We can start by visualizing our two main Events: Less serious and Serious

p<-ggplot(df, aes(x=Event, y=count)) +
  geom_bar(stat="identity", fill="grey") + theme_classic()



p

This visual tells us that our two groups are evenly distributed, meaning if we want to compare groups by percentages.

df <- transform(df,                             # Calculate percentage by group
                       perc = ave(count,
                                  Event,
                                  FUN = prop.table))
ggplot(df, aes(fill=Event, y=perc, x=Drug)) + 
    geom_bar(position="stack", stat="identity", ) + coord_flip( ) + theme_dark()

This graph helps us visualize the contribution of each drug to each group (as a percentage of each group). Interestingly enough, we can see that some drugs appear in one group elusively, and other drugs are distributed evenly amongst the two groups. The Non-steroidal-Anti-inflammatory group is a good example. Drugs that appear in 1 group but not the other can help us gain insight into the safety profile of that given drug.

For example, we can say that progesterone (Used for contaception) are safer then Opined Agonists. This trend lines up with domain knowledge/convention. But for the some groups are not so clear cut, like corticosteroids. We can use a chi square test to measure the effect size for each drug across goups. We will do this for the following drugs: Tumor Necrosis Factor Blocker (TNFB) and
, Non-Steroidal-Anti-Inflammatory-Drug (NSAID)

header <- c("Less Serious ", "Serious")
Drugs <- c("Nonsteroidal Anti-inflammatory Drug 
", "Tumor Necrosis Factor Blocker")

Counts = c(299383, 662824, 429787, 401571)

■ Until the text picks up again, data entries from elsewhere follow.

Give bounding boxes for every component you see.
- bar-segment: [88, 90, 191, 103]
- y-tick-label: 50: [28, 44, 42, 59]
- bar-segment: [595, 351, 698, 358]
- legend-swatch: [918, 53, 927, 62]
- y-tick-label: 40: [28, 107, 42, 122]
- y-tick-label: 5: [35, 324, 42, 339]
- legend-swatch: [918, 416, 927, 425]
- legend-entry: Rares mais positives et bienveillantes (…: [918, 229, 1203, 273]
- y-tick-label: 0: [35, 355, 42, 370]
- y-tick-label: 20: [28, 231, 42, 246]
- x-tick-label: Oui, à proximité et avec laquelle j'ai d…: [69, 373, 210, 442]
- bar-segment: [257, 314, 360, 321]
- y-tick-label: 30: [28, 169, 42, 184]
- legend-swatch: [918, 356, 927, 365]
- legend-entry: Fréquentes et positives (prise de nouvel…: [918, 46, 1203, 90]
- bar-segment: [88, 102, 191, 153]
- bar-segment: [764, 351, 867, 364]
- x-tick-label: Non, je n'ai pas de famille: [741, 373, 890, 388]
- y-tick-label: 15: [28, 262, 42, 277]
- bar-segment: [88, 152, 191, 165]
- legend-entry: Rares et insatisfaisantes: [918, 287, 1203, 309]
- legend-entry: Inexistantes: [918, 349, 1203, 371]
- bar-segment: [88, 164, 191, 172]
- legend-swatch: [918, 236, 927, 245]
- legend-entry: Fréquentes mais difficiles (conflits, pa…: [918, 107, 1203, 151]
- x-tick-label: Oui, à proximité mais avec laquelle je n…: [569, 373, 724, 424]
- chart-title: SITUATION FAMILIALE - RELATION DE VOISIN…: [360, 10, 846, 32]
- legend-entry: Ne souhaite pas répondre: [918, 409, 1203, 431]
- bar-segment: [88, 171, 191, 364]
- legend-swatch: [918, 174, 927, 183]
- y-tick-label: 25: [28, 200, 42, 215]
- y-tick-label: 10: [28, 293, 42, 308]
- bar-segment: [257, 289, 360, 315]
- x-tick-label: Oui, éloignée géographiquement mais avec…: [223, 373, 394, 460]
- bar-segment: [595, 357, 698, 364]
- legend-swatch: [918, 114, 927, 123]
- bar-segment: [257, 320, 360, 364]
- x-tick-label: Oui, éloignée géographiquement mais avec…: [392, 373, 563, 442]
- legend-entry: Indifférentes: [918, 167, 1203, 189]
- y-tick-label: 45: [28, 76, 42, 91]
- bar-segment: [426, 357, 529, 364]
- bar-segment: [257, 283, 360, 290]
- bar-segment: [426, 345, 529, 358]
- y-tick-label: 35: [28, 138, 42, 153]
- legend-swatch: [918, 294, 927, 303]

df |> group_by(Event) |> summarise(total = sum(count))
# A tibble: 2 × 2
  Event          total
  <fct>          <int>
1 Less Serious 3188289
2 Serious      6405174
res <- prop.test(x = c(299383, 662824), n = c(3188033, 6405123))
# Printing the results
res 

    2-sample test for equality of proportions with continuity correction

data:  c(299383, 662824) out of c(3188033, 6405123)
X-squared = 2162.4, df = 1, p-value < 2.2e-16
alternative hypothesis: two.sided
95 percent confidence interval:
 -0.009972981 -0.009177097
sample estimates:
    prop 1     prop 2 
0.09390838 0.10348341 

This proportion test allows us to see that the difference between the two proportions in not =, and therefore it is likely signigficant

Coclusion

We were able to get a clearer sense of the the drug reported events in recent history, and the degree to which the incidents were classified. We were able to look further to see which drug classess are more assoicated with serious adverse drug events and which ones are not associated with adverse drug events.